II. QUESTIONS ECONOMIQUES
A. EXAMEN DU RAPPORT D'INFORMATION DE M. JAMES BORDAS SUR LE CINQUIÈME PROGRAMME-CADRE DE RECHERCHE (PROPOSITION D'ACTE COMMUNAUTAIRE E 847)
Le mardi 28 octobre 1997, la délégation a
examiné le projet de rapport de M. James Bordas sur le cinquième
programme-cadre de recherche (proposition d'acte communautaire E 847).
M. James Bordas
, rapporteur, souligne tout d'abord que la politique
communautaire de la recherche est une politique utile parce que, dans certains
secteurs de la recherche, il est nécessaire de rassembler les moyens
humains et financiers, de faire travailler ensemble les chercheurs et les
entreprises des différents Etats de l'Union. Il estime que cette
politique est justifiée par la compétition internationale dans
les industries de haute technologie et le retard de l'Europe sur les Etats-Unis
ou le Japon pour ce qui concerne les moyens accordés à la
recherche.
Le rapporteur fait ensuite valoir que cette politique ne fonctionne pas bien,
n'étant pas inspirée par le principe de subsidiarité. Le
programme cadre a jusqu'à présent été adopté
à l'unanimité des Etats membres au sein du Conseil. Dans ces
conditions, certains Etats ont eu tendance à essayer de faire financer
par l'Union européenne des recherches qui n'intéressaient
qu'eux-mêmes. On a assisté à un éparpillement des
actions et à un saupoudrage des crédits portant atteinte à
l'efficacité de la politique communautaire de la recherche. Par
ailleurs, la politique communautaire de la recherche souffre d'une gestion et
de procédures trop lourdes, qui conduisent à des retards
préjudiciables pour les entreprises et les organismes qui veulent
participer à un projet communautaire.
M. James Bordas observe alors que la Commission européenne a voulu tenir
compte de ces critiques dans la proposition de cinquième programme-cadre
qu'elle a présentée. Elle propose que la politique communautaire
repose sur trois principes essentiels :
- l'excellence scientifique et technologique ;
- la pertinence par rapport aux grandes politiques de l'Union ;
- la valeur ajoutée européenne.
Pour arriver à une véritable concentration des actions, la
Commission propose une réduction très forte du nombre de
programmes. Trois programmes thématiques sont proposés, chacun
d'entre eux comportant entre quatre et six actions-clés correspondant
à des objectifs économiques et sociaux. Ces programmes sont les
suivants :
- découvrir les ressources du vivant et de l'écosystème ;
- développer une société de l'information conviviale ;
- favoriser une croissance compétitive et durable.

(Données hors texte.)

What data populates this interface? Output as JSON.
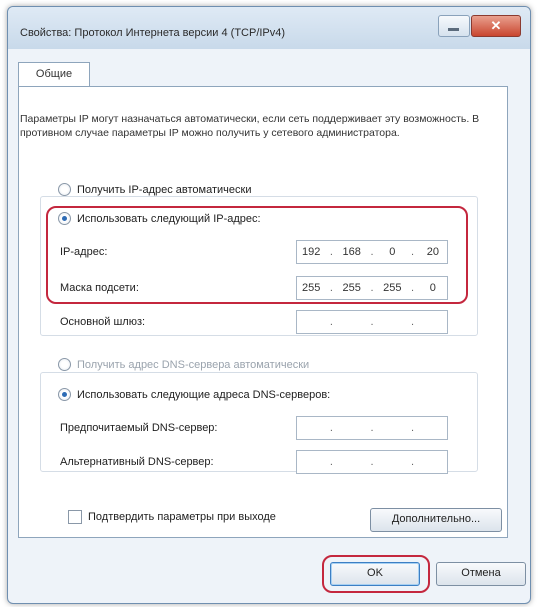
{
  "window": {
    "title": "Свойства: Протокол Интернета версии 4 (TCP/IPv4)",
    "close_glyph": "✕"
  },
  "tabs": [
    {
      "label": "Общие"
    }
  ],
  "description": "Параметры IP могут назначаться автоматически, если сеть поддерживает эту возможность. В противном случае параметры IP можно получить у сетевого администратора.",
  "ip_section": {
    "auto_label": "Получить IP-адрес автоматически",
    "manual_label": "Использовать следующий IP-адрес:",
    "ip_label": "IP-адрес:",
    "ip_value": [
      "192",
      "168",
      "0",
      "20"
    ],
    "mask_label": "Маска подсети:",
    "mask_value": [
      "255",
      "255",
      "255",
      "0"
    ],
    "gateway_label": "Основной шлюз:",
    "gateway_value": [
      "",
      "",
      "",
      ""
    ]
  },
  "dns_section": {
    "auto_label": "Получить адрес DNS-сервера автоматически",
    "manual_label": "Использовать следующие адреса DNS-серверов:",
    "preferred_label": "Предпочитаемый DNS-сервер:",
    "preferred_value": [
      "",
      "",
      "",
      ""
    ],
    "alternate_label": "Альтернативный DNS-сервер:",
    "alternate_value": [
      "",
      "",
      "",
      ""
    ]
  },
  "validate_checkbox_label": "Подтвердить параметры при выходе",
  "advanced_button": "Дополнительно...",
  "ok_button": "OK",
  "cancel_button": "Отмена",
  "colors": {
    "highlight": "#c4273e",
    "accent": "#2d6bb5"
  }
}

Par ailleurs, trois programmes horizontaux sont également prévus,
en conformité avec le traité sur l'Union européenne, qui
définit les actions de l'Union en matière de recherche. Il s'agit
de programmes sur le rôle international de la recherche communautaire,
sur la participation des PME, enfin sur la mobilité et la formation des
chercheurs.
Le rapporteur, après s'être félicité de cette
volonté de changement, estime que toutes les difficultés ne sont
pas réglées. Il rappelle tout d'abord qu'en vertu du
traité d'Amsterdam, le programme-cadre de recherche serait à
l'avenir adopté à la majorité qualifiée, mais
s'inquiète du fait que nul ne sait quand le traité entrera en
vigueur. Il estime que les représentants des Etats au sein du Conseil
devraient se comporter comme si la majorité qualifiée
était déjà en vigueur, afin d'éviter le retour aux
pratiques antérieures. Il souligne en outre qu'il paraît
nécessaire d'entamer une réflexion sur les liens entre la
politique de la recherche et la politique structurelle afin que les actions en
faveur de l'innovation qui ne concernent que les pays connaissant un retard de
développement s'effectuent dans le cadre des fonds structurels.

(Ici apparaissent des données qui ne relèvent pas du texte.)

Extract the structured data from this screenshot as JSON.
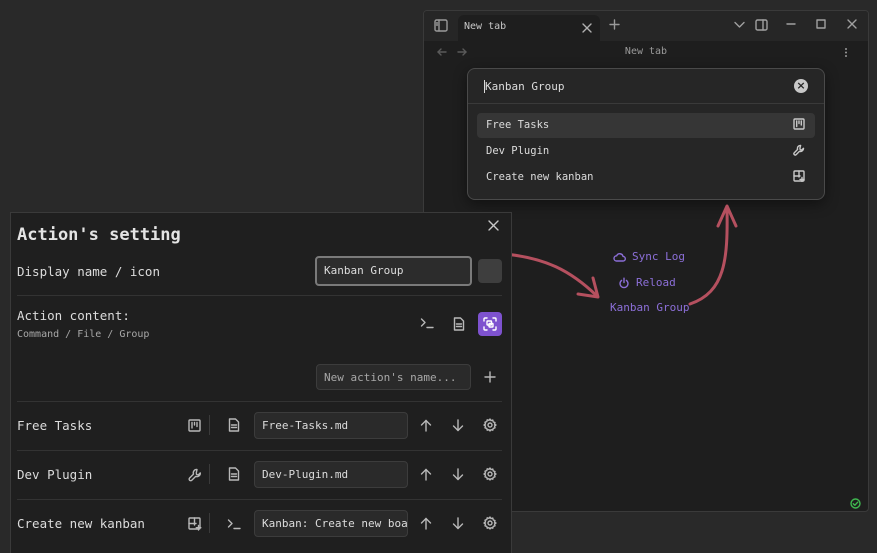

M. James Bordas, rapporteur, se déclare ensuite hostile à la
proposition de la Commission européenne consistant à
réduire le rôle des comités composés de
représentants des Etats qui l'entourent dans son activité de
gestion. Il estime que rien ne permet d'affirmer que ces comités
constituent une entrave à l'efficacité de la politique
communautaire de la recherche.
Le rapporteur évoque alors les liens du programme-cadre avec l'Agenda
2000. Le futur programme-cadre portera sur la période 1999-2002 et ne
peut être dissocié des réflexions qui vont être
entreprises sur les perspectives financières de l'Union
européenne pour les années 2000-2006. La Commission
européenne a évoqué la question de la recherche dans son
document Agenda 2000. Elle estime que la recherche doit être une
priorité de l'Union dans les années à venir et elle
propose donc que les crédits accordés à cette politique
progressent plus vite que le PNB. Elle propose une enveloppe de 16,3 milliards
pour 1999-2002. Elle observe que d'autres actions appartenant aux politiques
internes pourraient en revanche disparaître, si elles ne sont pas en
mesure d'atteindre un impact significatif.
M. James Bordas fait valoir que ces propositions sont trop imprécises.

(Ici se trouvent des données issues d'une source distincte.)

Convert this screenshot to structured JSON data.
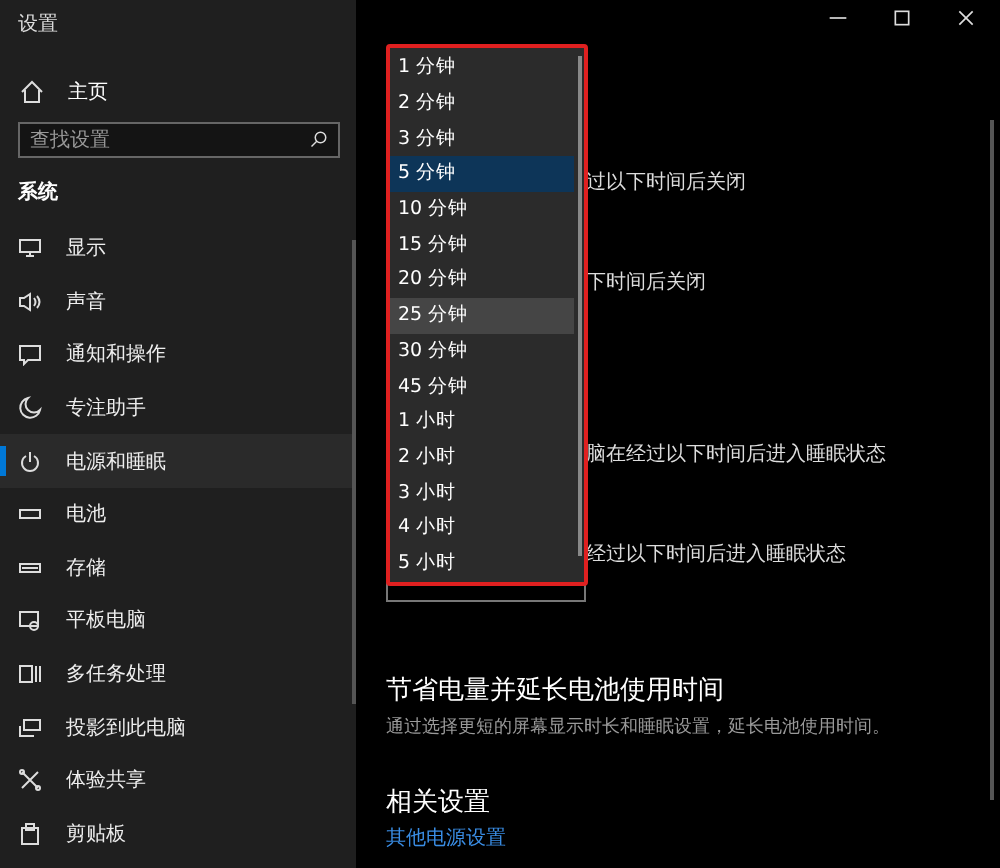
{
  "window": {
    "title": "设置"
  },
  "sidebar": {
    "home": "主页",
    "search": {
      "placeholder": "查找设置"
    },
    "section": "系统",
    "items": [
      {
        "label": "显示",
        "selected": false
      },
      {
        "label": "声音",
        "selected": false
      },
      {
        "label": "通知和操作",
        "selected": false
      },
      {
        "label": "专注助手",
        "selected": false
      },
      {
        "label": "电源和睡眠",
        "selected": true
      },
      {
        "label": "电池",
        "selected": false
      },
      {
        "label": "存储",
        "selected": false
      },
      {
        "label": "平板电脑",
        "selected": false
      },
      {
        "label": "多任务处理",
        "selected": false
      },
      {
        "label": "投影到此电脑",
        "selected": false
      },
      {
        "label": "体验共享",
        "selected": false
      },
      {
        "label": "剪贴板",
        "selected": false
      }
    ]
  },
  "content": {
    "setting_texts": [
      "过以下时间后关闭",
      "下时间后关闭",
      "脑在经过以下时间后进入睡眠状态",
      "经过以下时间后进入睡眠状态"
    ],
    "section_title": "节省电量并延长电池使用时间",
    "section_description": "通过选择更短的屏幕显示时长和睡眠设置，延长电池使用时间。",
    "related_title": "相关设置",
    "related_link": "其他电源设置"
  },
  "dropdown": {
    "options": [
      {
        "label": "1 分钟",
        "selected": false,
        "hovered": false
      },
      {
        "label": "2 分钟",
        "selected": false,
        "hovered": false
      },
      {
        "label": "3 分钟",
        "selected": false,
        "hovered": false
      },
      {
        "label": "5 分钟",
        "selected": true,
        "hovered": false
      },
      {
        "label": "10 分钟",
        "selected": false,
        "hovered": false
      },
      {
        "label": "15 分钟",
        "selected": false,
        "hovered": false
      },
      {
        "label": "20 分钟",
        "selected": false,
        "hovered": false
      },
      {
        "label": "25 分钟",
        "selected": false,
        "hovered": true
      },
      {
        "label": "30 分钟",
        "selected": false,
        "hovered": false
      },
      {
        "label": "45 分钟",
        "selected": false,
        "hovered": false
      },
      {
        "label": "1 小时",
        "selected": false,
        "hovered": false
      },
      {
        "label": "2 小时",
        "selected": false,
        "hovered": false
      },
      {
        "label": "3 小时",
        "selected": false,
        "hovered": false
      },
      {
        "label": "4 小时",
        "selected": false,
        "hovered": false
      },
      {
        "label": "5 小时",
        "selected": false,
        "hovered": false
      }
    ]
  }
}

Il souligne que la priorité accordée à la politique de la
recherche ne peut être soutenue que si cette politique devient plus
efficace et si l'augmentation des crédits accordés à la
recherche est compensée par de vraies propositions précises pour
faire disparaître d'autres actions paraissant peu conformes au principe
de subsidiarité.
A propos de l'élargissement de l'Union européenne, le rapporteur
rappelle que la Commission propose une participation pleine et entière
de certains pays d'Europe centrale et orientale au programme-cadre et estime
que cette proposition laisse de nombreuses questions en suspens et qu'une
réflexion approfondie est encore nécessaire.
M. James Bordas souligne ensuite que dans trois autres domaines, des
améliorations doivent être apportées à la politique
communautaire de la recherche :
- il paraît tout d'abord nécessaire de réfléchir
à des formules d'évaluation plus indépendantes de la
Commission européenne afin d'éviter les soupçons de
partialité, qui existent d'ailleurs dans tous les domaines et non
seulement dans celui de la recherche ;
- beaucoup d'entreprises soulignent que les recherches effectuées dans
le cadre communautaire sont insuffisamment protégées. Des
progrès sont donc nécessaires dans ce domaine. En matière
de brevets, l'Union a un problème important lié au coût de
dépôt des brevets, beaucoup plus élevé qu'aux
Etats-Unis par exemple. Enfin, l'Union a signé de nombreux accords de
coopération en matière de recherche. Il convient de veiller
à ce que ces accords fassent l'objet d'une pleine
réciprocité de la part de pays qui accèdent ainsi aux
résultats de la recherche communautaire ;
- la recherche communautaire doit fonctionner de manière moins rigide.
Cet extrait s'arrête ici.